The Snapshot Collective: Spring Corner, New York, Melanie Einzig (2000)
by Henry Ludlam-Steinke | August 6, 2017
A double-denim man walks into frame with a cockatoo perched on his shoulder. A Rottweiler skulks on the sidewalk, its eyes fixated to the right. A couple embrace for what seems like an eternity. Amidst them all, a lone character seemingly exhausted by life slumps dejectedly, the peak of his hat pointing down towards the ground.
What kind of peculiar metropolitan allegory is this? Have we just stumbled across the world’s most convoluted joke?
Melanie Einzig’s snapshot is remarkable; it effortlessly demonstrates what Henri Cartier-Bresson christened the “decisive moment”—the art of seizing photographic instances so fleeting that they come and go in the click of a finger.
At this exact point in history, on this particular New York sidewalk, four supposedly unrelated elements come together for a single moment in time. Just moments later, this improbable yet strangely alluring quartet would have surely wandered on, never to meet again.
Notice how the road running parallel to this street holds a queue of cars, while the position of the sun has sunk the rest of the sidewalk into a profuse shade. Whether she intended to or not, these elements have effectively enclosed the figures into a single, self-consistent and wholly natural frame—a spotlighted microcosm of the city that never sleeps.
Ten years after this photograph was taken, Einzig told blogger Blake Andrews that this was one of her “lucky moments”:
“I was walking home in a good mood and saw the man with the bird. Sometimes I follow a particular person of interest to see what happens. The man who is nodding out on heroin or methadone in the centre of the frame piques my attention most, especially his tie. I always wonder why the man with the bird has his fist clenched.”
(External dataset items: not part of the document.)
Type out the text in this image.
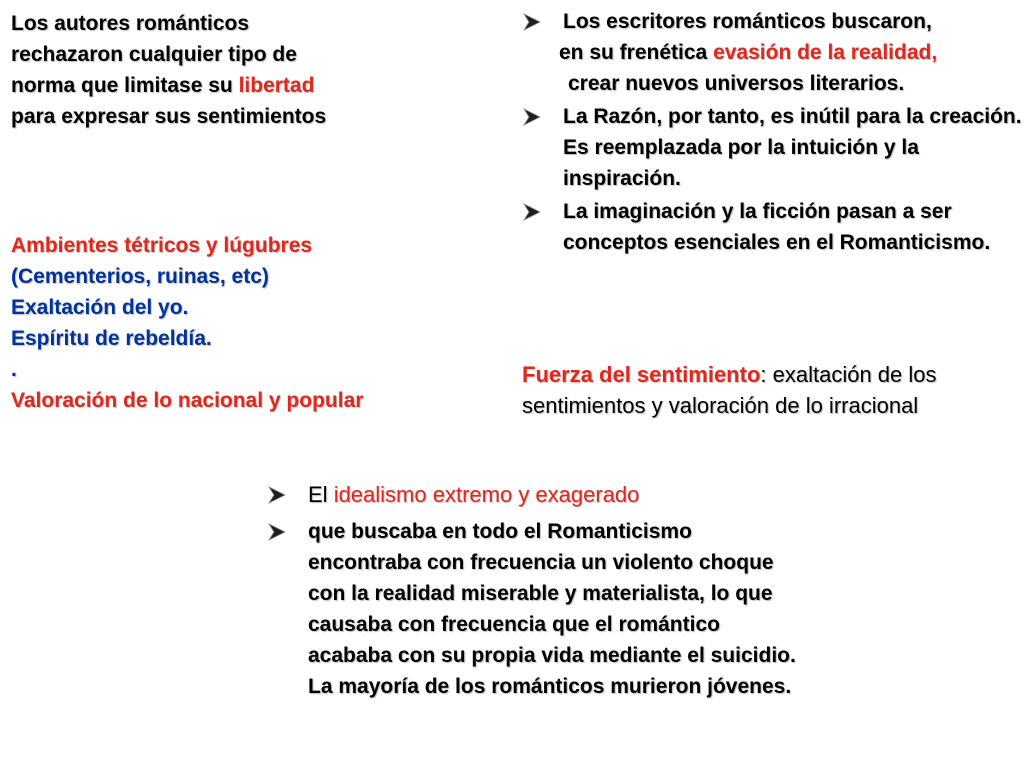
Los autores románticos rechazaron cualquier tipo de norma que limitase su libertad para expresar sus sentimientos
Ambientes tétricos y lúgubres
(Cementerios, ruinas, etc)
Exaltación del yo.
Espíritu de rebeldía.
.
Valoración de lo nacional y popular
Los escritores románticos buscaron,
en su frenética evasión de la realidad,
crear nuevos universos literarios.
La Razón, por tanto, es inútil para la creación. Es reemplazada por la intuición y la inspiración.
La imaginación y la ficción pasan a ser conceptos esenciales en el Romanticismo.
Fuerza del sentimiento: exaltación de los sentimientos y valoración de lo irracional
El idealismo extremo y exagerado
que buscaba en todo el Romanticismo encontraba con frecuencia un violento choque con la realidad miserable y materialista, lo que causaba con frecuencia que el romántico acababa con su propia vida mediante el suicidio. La mayoría de los románticos murieron jóvenes.
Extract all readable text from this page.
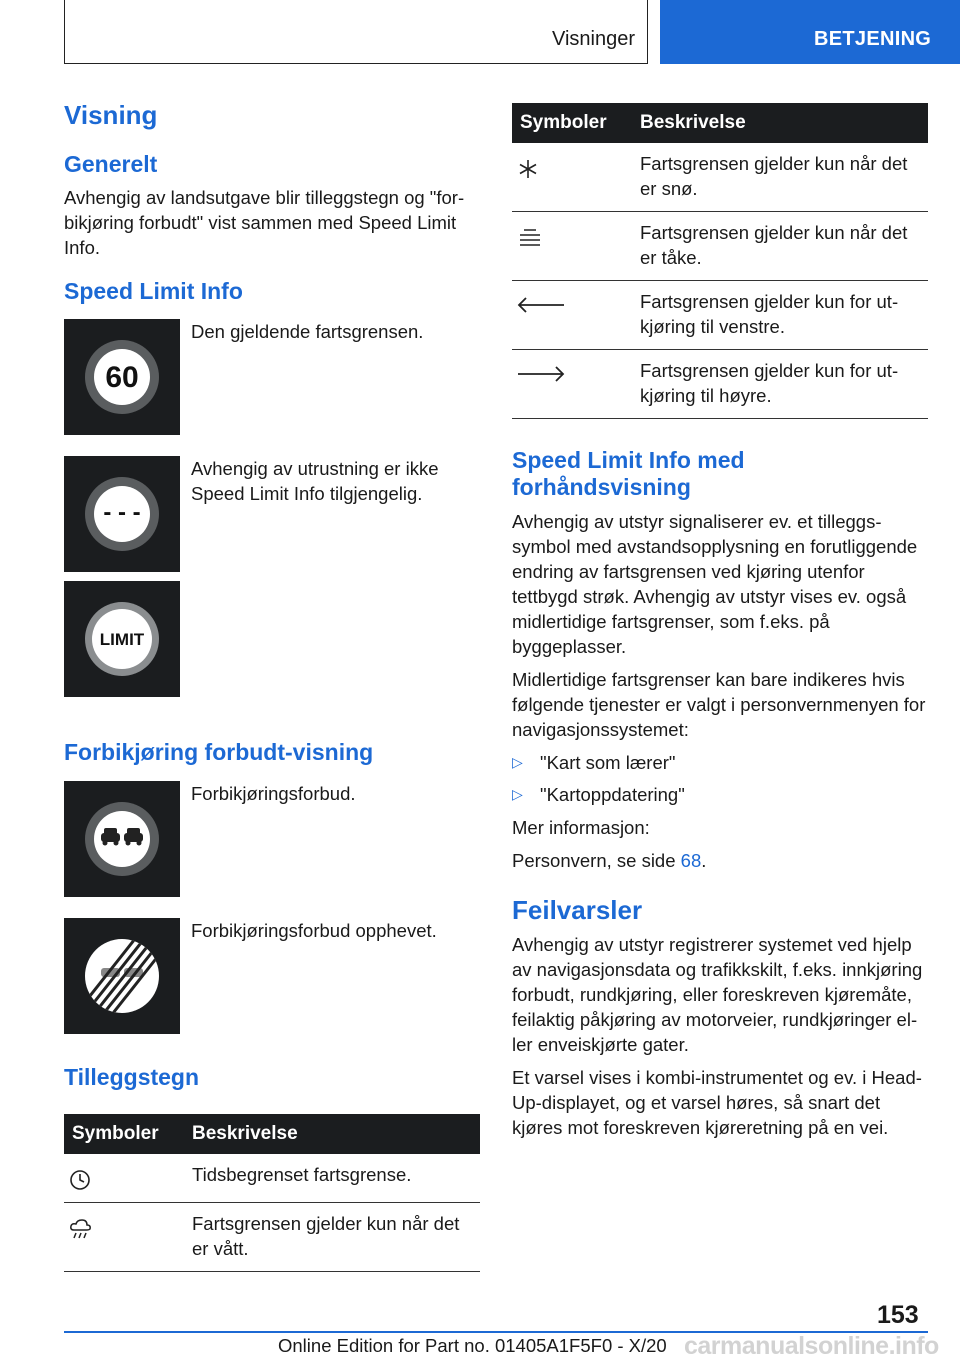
Visninger	BETJENING
Visning
Generelt

Avhengig av landsutgave blir tilleggstegn og "forbikjøring forbudt" vist sammen med Speed Limit Info.

Speed Limit Info
60
Den gjeldende fartsgrensen.
- - -
Avhengig av utrustning er ikke Speed Limit Info tilgjengelig.
LIMIT
Forbikjøring forbudt-visning
Forbikjøringsforbud.
Forbikjøringsforbud opphevet.
Tilleggstegn
Symboler	Beskrivelse

	Tidsbegrenset fartsgrense.

	Fartsgrensen gjelder kun når det er vått.
Symboler	Beskrivelse

	Fartsgrensen gjelder kun når det er snø.

	Fartsgrensen gjelder kun når det er tåke.

	Fartsgrensen gjelder kun for utkjøring til venstre.

	Fartsgrensen gjelder kun for utkjøring til høyre.
Speed Limit Info med forhåndsvisning

Avhengig av utstyr signaliserer ev. et tilleggssymbol med avstandsopplysning en forutliggende endring av fartsgrensen ved kjøring utenfor tettbygd strøk. Avhengig av utstyr vises ev. også midlertidige fartsgrenser, som f.eks. på byggeplasser.

Midlertidige fartsgrenser kan bare indikeres hvis følgende tjenester er valgt i personvernmenyen for navigasjonssystemet:

▷ "Kart som lærer"
▷ "Kartoppdatering"

Mer informasjon:

Personvern, se side 68.

Feilvarsler

Avhengig av utstyr registrerer systemet ved hjelp av navigasjonsdata og trafikkskilt, f.eks. innkjøring forbudt, rundkjøring, eller foreskreven kjøremåte, feilaktig påkjøring av motorveier, rundkjøringer eller enveiskjørte gater.

Et varsel vises i kombi-instrumentet og ev. i Head-Up-displayet, og et varsel høres, så snart det kjøres mot foreskreven kjøreretning på en vei.

153
Online Edition for Part no. 01405A1F5F0 - X/20 carmanualsonline.info
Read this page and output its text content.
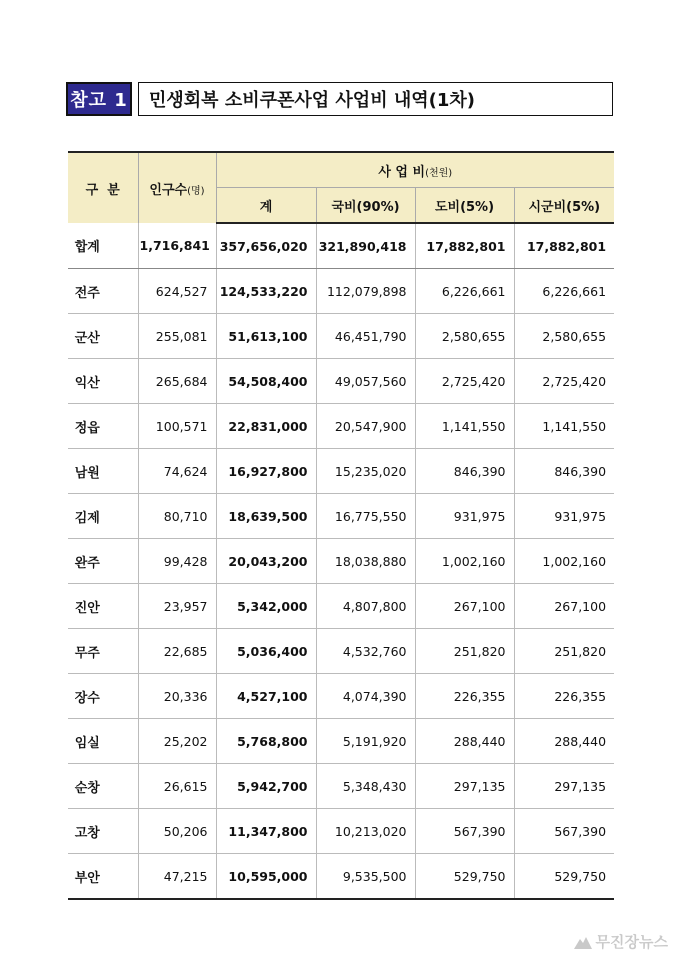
참고 1	민생회복 소비쿠폰사업 사업비 내역(1차)
구  분	인구수(명)	사 업 비(천원)			
		계	국비(90%)	도비(5%)	시군비(5%)
합계	1,716,841	357,656,020	321,890,418	17,882,801	17,882,801
전주	624,527	124,533,220	112,079,898	6,226,661	6,226,661
군산	255,081	51,613,100	46,451,790	2,580,655	2,580,655
익산	265,684	54,508,400	49,057,560	2,725,420	2,725,420
정읍	100,571	22,831,000	20,547,900	1,141,550	1,141,550
남원	74,624	16,927,800	15,235,020	846,390	846,390
김제	80,710	18,639,500	16,775,550	931,975	931,975
완주	99,428	20,043,200	18,038,880	1,002,160	1,002,160
진안	23,957	5,342,000	4,807,800	267,100	267,100
무주	22,685	5,036,400	4,532,760	251,820	251,820
장수	20,336	4,527,100	4,074,390	226,355	226,355
임실	25,202	5,768,800	5,191,920	288,440	288,440
순창	26,615	5,942,700	5,348,430	297,135	297,135
고창	50,206	11,347,800	10,213,020	567,390	567,390
부안	47,215	10,595,000	9,535,500	529,750	529,750
무진장뉴스
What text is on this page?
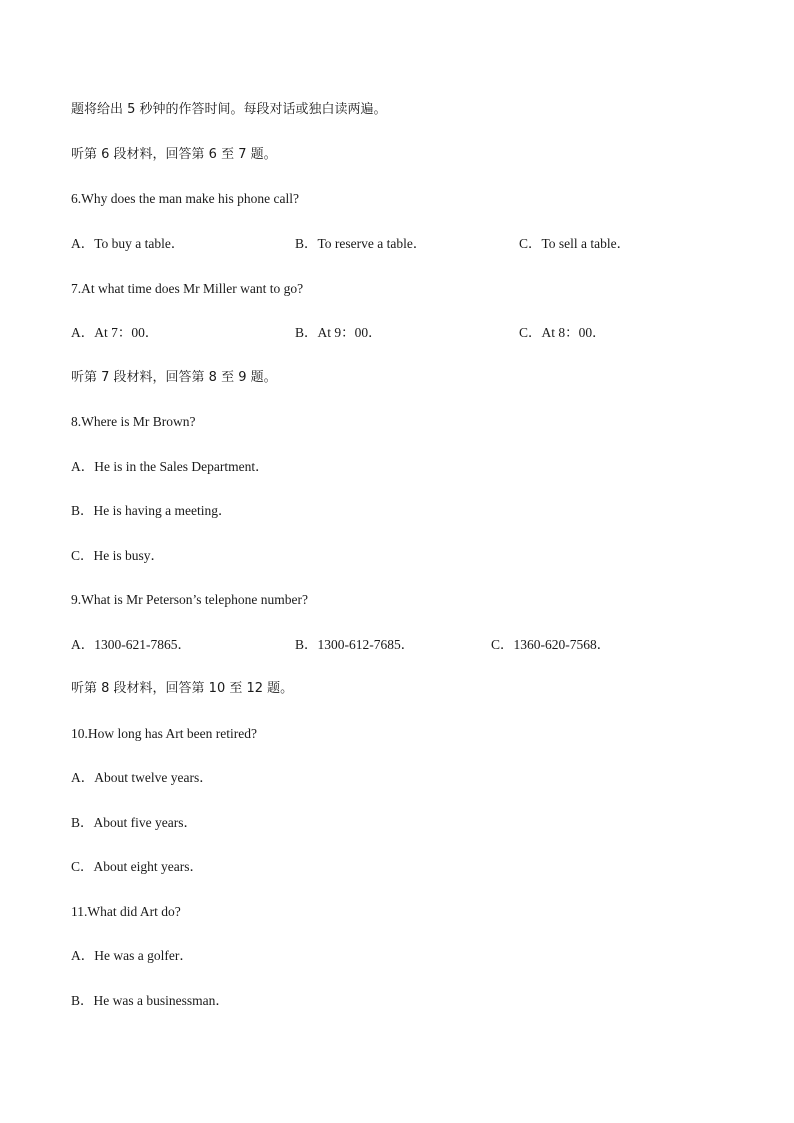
题将给出 5 秒钟的作答时间。每段对话或独白读两遍。
听第 6 段材料，回答第 6 至 7 题。
6.Why does the man make his phone call?
A．To buy a table．	B．To reserve a table．	C．To sell a table．
7.At what time does Mr Miller want to go?
A．At 7：00．	B．At 9：00．	C．At 8：00．
听第 7 段材料，回答第 8 至 9 题。
8.Where is Mr Brown?
A．He is in the Sales Department．
B．He is having a meeting．
C．He is busy．
9.What is Mr Peterson’s telephone number?
A．1300-621-7865．	B．1300-612-7685．	C．1360-620-7568．
听第 8 段材料，回答第 10 至 12 题。
10.How long has Art been retired?
A．About twelve years．
B．About five years．
C．About eight years．
11.What did Art do?
A．He was a golfer．
B．He was a businessman．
There is little doubt that capturing beautifully converging narratives requires a combination of observation, patience, reaction time and luck. So often these moments are right in front of us, yet despite our digital age we are often too slow or apathetic to react. Photos such as this bring together tiny details usually unnoticed in the rush of life, while capturing the fleeting juxtaposition between them. This is far and beyond one of my favourite street portraits—though I can’t deny it would have been funnier if they were walking into a bar.